At the UNGA? Or maybe later? Or ‘it depends’?

by
Michael Weiss
September 01, 2009

Just when you thought it was safe to be only highly skeptical of preliminary Arab-Israeli peace talks instead of extremely skeptical of preliminary Arab-Israeli peace talks, senior diplomats (from an unidentified nation—could be Swedish pranksters!) are telling Haaretz that the proposed confab between President Barack Obama, Israeli Prime Minister Benjamin Netanyahu and Palestinian Authority President Mahmoud Abbas at the upcoming United Nation’s General Assembly isn’t likely to happen—not least because, according to one of the diplomats, the White House has no plan for such a confab.

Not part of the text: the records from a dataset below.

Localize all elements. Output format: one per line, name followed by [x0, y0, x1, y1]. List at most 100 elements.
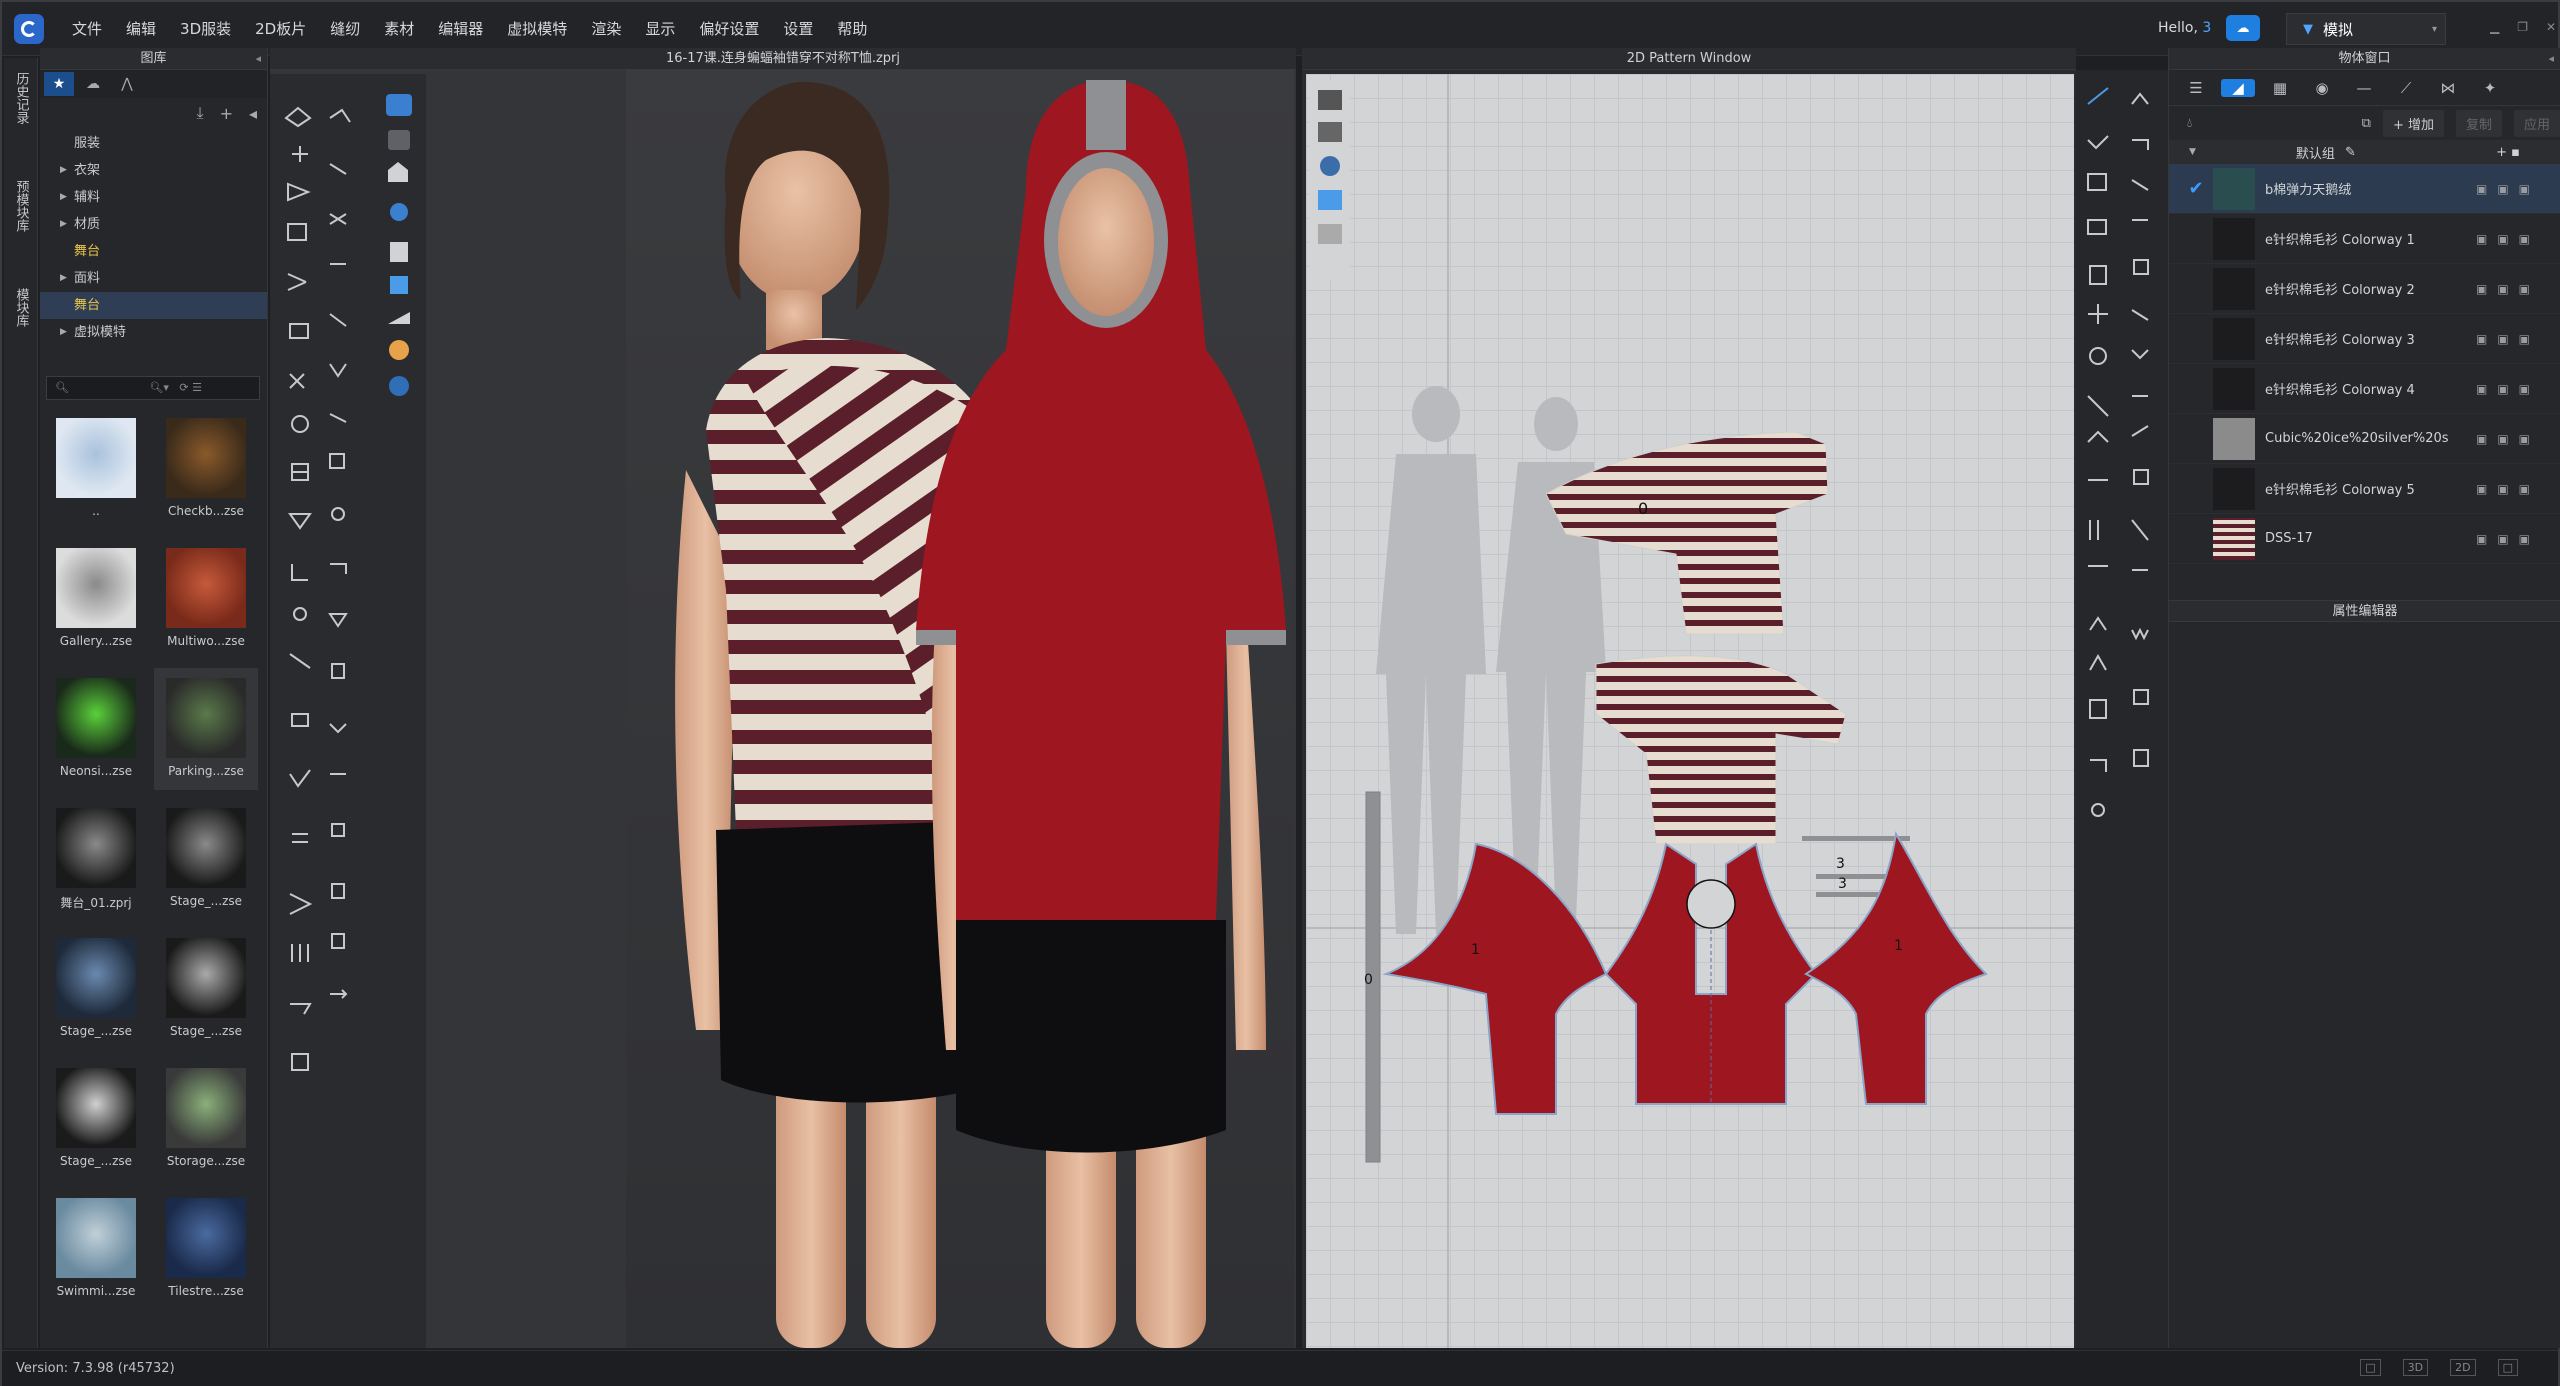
mode-selector[interactable]: ▼ 模拟 ▾ — [2286, 13, 2446, 45]
tool-k-icon[interactable] — [328, 613, 348, 628]
3d-scene[interactable] — [626, 70, 1294, 1348]
garment-display-icon[interactable] — [388, 130, 410, 150]
2d-line-icon[interactable] — [2131, 519, 2149, 541]
avatar-right[interactable] — [916, 80, 1286, 1348]
tree-item[interactable]: ▶ 虚拟模特 — [40, 319, 267, 346]
add-to-pattern-icon[interactable]: ▣ — [2476, 182, 2487, 196]
tool-l-icon[interactable] — [331, 663, 345, 679]
library-thumbnail[interactable]: Neonsi...zse — [44, 668, 148, 790]
button-tool-icon[interactable] — [291, 713, 309, 727]
delete-icon[interactable]: ▣ — [2519, 532, 2530, 546]
avatar-tool-icon[interactable] — [291, 415, 309, 433]
fabric-row[interactable]: e针织棉毛衫 Colorway 2 ▣ ▣ ▣ — [2169, 264, 2560, 314]
tree-item[interactable]: ▶ 材质 — [40, 211, 267, 238]
delete-icon[interactable]: ▣ — [2519, 182, 2530, 196]
library-search-input[interactable]: 🔍︎ 🔍︎▾ ⟳ ☰ — [46, 376, 260, 400]
puckering-icon[interactable]: ⋈ — [2431, 79, 2465, 97]
2d-pin-icon[interactable] — [2091, 803, 2105, 817]
tab-history[interactable]: 历史记录 — [11, 64, 31, 132]
light-display-icon[interactable] — [388, 312, 410, 324]
2d-tool-icons[interactable] — [2076, 70, 2168, 870]
copy-icon[interactable]: ▣ — [2497, 482, 2508, 496]
delete-icon[interactable]: ▣ — [2519, 432, 2530, 446]
chevron-right-icon[interactable]: ▶ — [60, 157, 67, 184]
view-2d-button[interactable]: 2D — [2450, 1359, 2476, 1376]
move-tool-icon[interactable] — [292, 146, 308, 162]
edit-pattern-icon[interactable] — [291, 564, 308, 581]
delete-icon[interactable]: ▣ — [2519, 382, 2530, 396]
tree-item[interactable]: ▶ 面料 — [40, 265, 267, 292]
tool-r-icon[interactable] — [330, 989, 348, 999]
2d-grading-icon[interactable] — [2089, 699, 2107, 719]
fabric-swatch[interactable] — [2213, 317, 2255, 360]
zipper-tool-icon[interactable] — [289, 769, 311, 788]
2d-internal-icon[interactable] — [2089, 265, 2107, 285]
fabric-row[interactable]: DSS-17 ▣ ▣ ▣ — [2169, 514, 2560, 564]
pattern-pieces[interactable]: 0 0 3 3 3 1 1 — [1306, 74, 2074, 1348]
fabric-row[interactable]: e针织棉毛衫 Colorway 5 ▣ ▣ ▣ — [2169, 464, 2560, 514]
restore-icon[interactable]: ❐ — [2517, 20, 2528, 34]
user-name[interactable]: 3 — [2202, 20, 2211, 36]
3d-avatars[interactable] — [626, 70, 1294, 1348]
chevron-right-icon[interactable]: ▶ — [60, 265, 67, 292]
pin-icon[interactable]: ◂ — [255, 48, 261, 70]
back-icon[interactable]: ◂ — [249, 104, 257, 123]
sphere-display-icon[interactable] — [390, 203, 408, 221]
library-thumbnail[interactable]: Storage...zse — [154, 1058, 258, 1180]
2d-polygon-icon[interactable] — [2087, 219, 2107, 235]
add-to-pattern-icon[interactable]: ▣ — [2476, 332, 2487, 346]
tree-item[interactable]: 舞台 — [40, 238, 267, 265]
marketplace-icon[interactable]: ⋀ — [112, 72, 142, 96]
add-to-pattern-icon[interactable]: ▣ — [2476, 282, 2487, 296]
2d-layer-icon[interactable] — [2133, 469, 2149, 485]
2d-texture-edit-icon[interactable] — [2090, 759, 2107, 772]
copy-icon[interactable]: ▣ — [2497, 232, 2508, 246]
tab-module-library[interactable]: 模块库 — [11, 280, 31, 335]
texture-tool-icon[interactable] — [291, 463, 309, 481]
add-icon[interactable]: + — [220, 104, 233, 123]
library-thumbnail[interactable]: 舞台_01.zprj — [44, 798, 148, 920]
trim-2[interactable] — [1816, 874, 1886, 879]
fabric-swatch[interactable] — [2213, 417, 2255, 460]
library-thumbnail[interactable]: Stage_...zse — [154, 928, 258, 1050]
fold-arrange-icon[interactable] — [291, 944, 309, 962]
pattern-canvas[interactable]: 0 0 3 3 3 1 1 — [1306, 74, 2074, 1348]
walk-icon[interactable] — [329, 108, 351, 123]
tool-e-icon[interactable] — [329, 313, 347, 327]
tool-q-icon[interactable] — [331, 933, 345, 949]
trim-icon[interactable]: ✦ — [2473, 79, 2507, 97]
fabric-swatch[interactable] — [2213, 467, 2255, 510]
add-to-pattern-icon[interactable]: ▣ — [2476, 232, 2487, 246]
chevron-down-icon[interactable]: ▼ — [2189, 147, 2196, 157]
2d-segment-icon[interactable] — [2131, 92, 2149, 105]
fabric-tab-icon[interactable]: ◢ — [2221, 78, 2255, 97]
edit-icon[interactable]: ✎ — [2345, 145, 2356, 160]
2d-curve-icon[interactable] — [2132, 139, 2149, 150]
view-3d-button[interactable]: 3D — [2402, 1359, 2429, 1376]
tack-tool-icon[interactable] — [291, 1053, 309, 1071]
3d-tool-icons[interactable] — [270, 74, 376, 1348]
copy-icon[interactable]: ▣ — [2497, 332, 2508, 346]
tool-o-icon[interactable] — [331, 823, 345, 837]
add-to-pattern-icon[interactable]: ▣ — [2476, 482, 2487, 496]
copy-icon[interactable]: ▣ — [2497, 432, 2508, 446]
library-thumbnail[interactable]: Stage_...zse — [44, 1058, 148, 1180]
delete-icon[interactable]: ▣ — [2519, 482, 2530, 496]
add-to-pattern-icon[interactable]: ▣ — [2476, 532, 2487, 546]
shirt-display-icon[interactable] — [388, 162, 408, 182]
apply-fabric-button[interactable]: 应用 — [2513, 109, 2560, 137]
pattern-piece-back-stripe[interactable] — [1595, 655, 1847, 845]
fabric-swatch[interactable] — [2213, 167, 2255, 210]
tool-p-icon[interactable] — [331, 883, 345, 899]
2d-transform-icon[interactable] — [2087, 87, 2109, 105]
2d-trace-icon[interactable] — [2131, 425, 2149, 437]
tool-b-icon[interactable] — [329, 163, 347, 175]
3d-display-icons[interactable] — [376, 74, 426, 474]
fabric-row[interactable]: Cubic%20ice%20silver%20s ▣ ▣ ▣ — [2169, 414, 2560, 464]
view-single-button[interactable]: □ — [2360, 1359, 2381, 1376]
2d-text-a-icon[interactable] — [2089, 616, 2107, 631]
puckering-tool-icon[interactable] — [289, 893, 313, 915]
tree-item[interactable]: 舞台 — [40, 292, 267, 319]
copy-icon[interactable]: ▣ — [2497, 282, 2508, 296]
2d-dart-icon[interactable] — [2088, 304, 2108, 324]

Abbas said last week that he’d be willing to meet with his Israeli counterpart. He then clarified yesterday, saying he wouldn’t meet with Netanyahu until the P.M. agreed to a complete settlement freeze. Still, rumors of an impending meeting prompted Shmuel Rosner of The New Republic to write, “the agreement of all sides to meet signals an end to the antagonism and bluster that have characterized U.S.-Israel relations since the beginning of Obama’s term”—which is as close to enthusiasm about peace as any Israeli pundit has come in the last six months. Indeed, the Haaretz disclosure runs counter to claims made recently by Israeli President Shimon Peres that a talk is being planned and facilitated by the U.S.